Personal information
- Full name: Vincent Gordon Burke Cushing
- Born: 17 January 1950 (age 76) Chichester, Sussex, England
- Batting: Right-handed

Domestic team information
- 1971–1973: Oxford University

Career statistics
| Competition | First-class | List A |
| Matches | 14 | 1 |
| Runs scored | 565 | 0 |
| Batting average | 28.25 | – |
| 100s/50s | –/4 | –/– |
| Top score | 77* | – |
| Catches/stumpings | 7/– | –/– |
- Source: Cricinfo, 23 February 2020

= Vincent Cushing =

English cricketer (born 1950)

Vincent Gordon Burke Cushing (born 17 January 1950) is an English former first-class cricketer.

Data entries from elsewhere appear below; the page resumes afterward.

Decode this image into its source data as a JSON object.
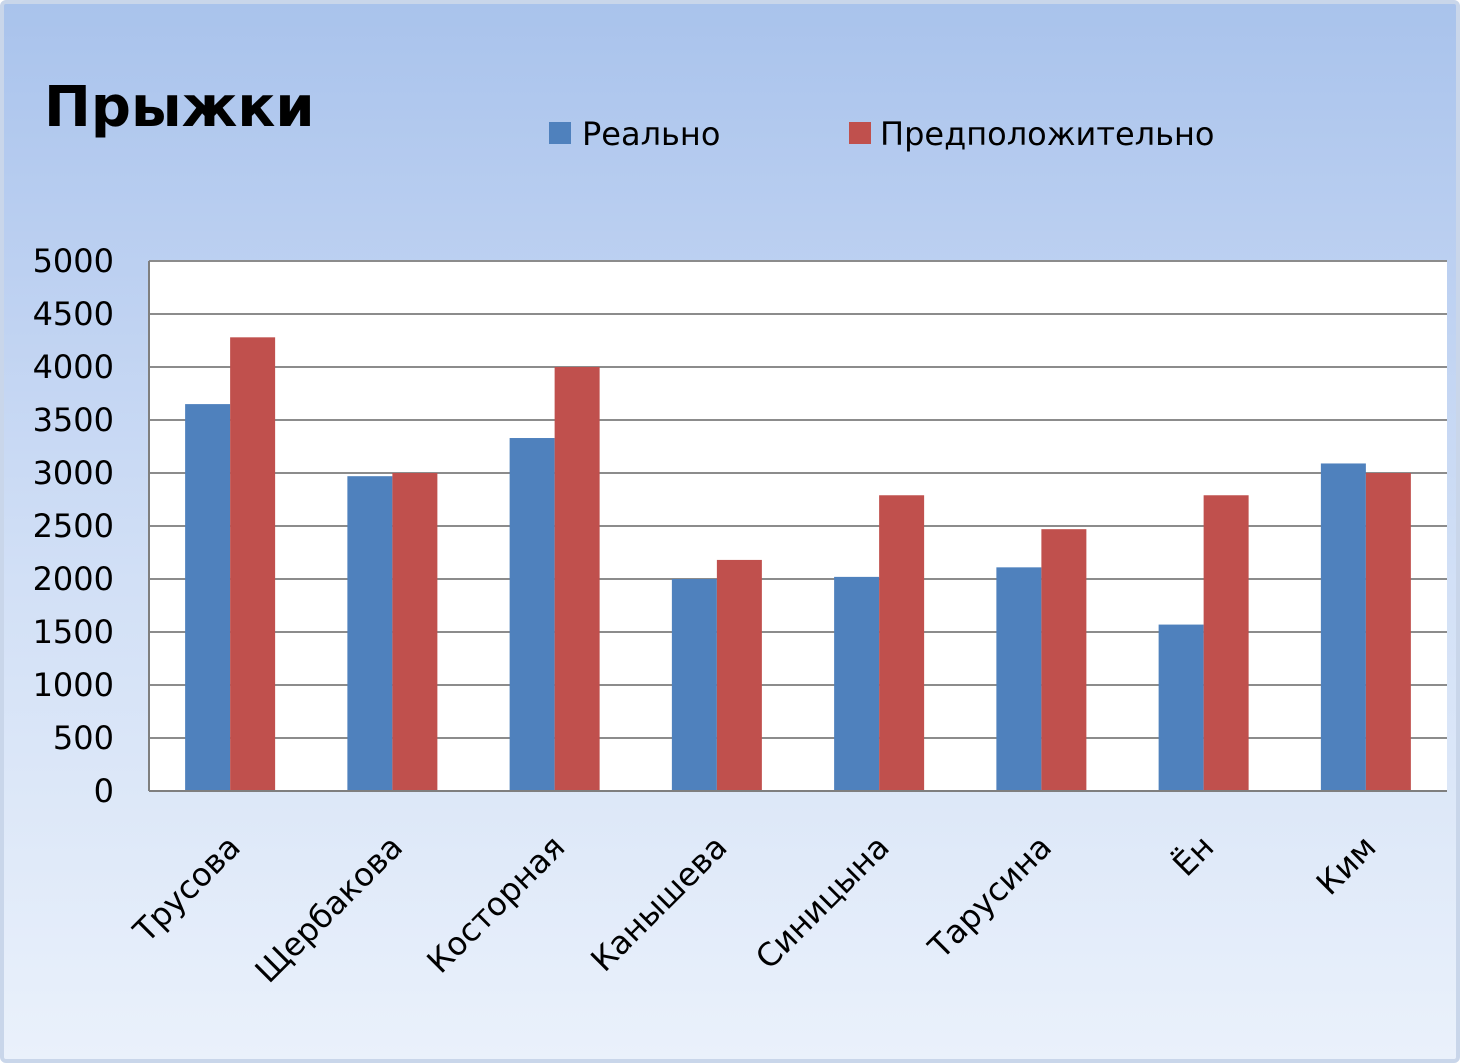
{
  "chart_data": {
    "type": "bar",
    "title": "Прыжки",
    "xlabel": "",
    "ylabel": "",
    "categories": [
      "Трусова",
      "Щербакова",
      "Косторная",
      "Канышева",
      "Синицына",
      "Тарусина",
      "Ён",
      "Ким"
    ],
    "series": [
      {
        "name": "Реально",
        "color": "#4f81bd",
        "values": [
          3650,
          2970,
          3330,
          2000,
          2020,
          2110,
          1570,
          3090
        ]
      },
      {
        "name": "Предположительно",
        "color": "#c0504d",
        "values": [
          4280,
          3000,
          4000,
          2180,
          2790,
          2470,
          2790,
          3000
        ]
      }
    ],
    "ylim": [
      0,
      5000
    ],
    "yticks": [
      0,
      500,
      1000,
      1500,
      2000,
      2500,
      3000,
      3500,
      4000,
      4500,
      5000
    ],
    "grid": true,
    "legend_position": "top"
  }
}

Cushing was born at Chichester in January 1950. He later studied at Oriel College at the University of Oxford. While studying at Oxford, Cushing played first-class cricket for Oxford University, making his debut against Yorkshire at Oxford in 1971. He played first-class cricket for Oxford until 1973, making fourteen appearances. He scored a total of 565 runs in these matches, at an average of 28.25 and with a high score of 77 not out. Cushing also made a single appearance in List A cricket for Oxford University in the 1973 Benson & Hedges Cup against Warwickshire, though he was not called upon to bat.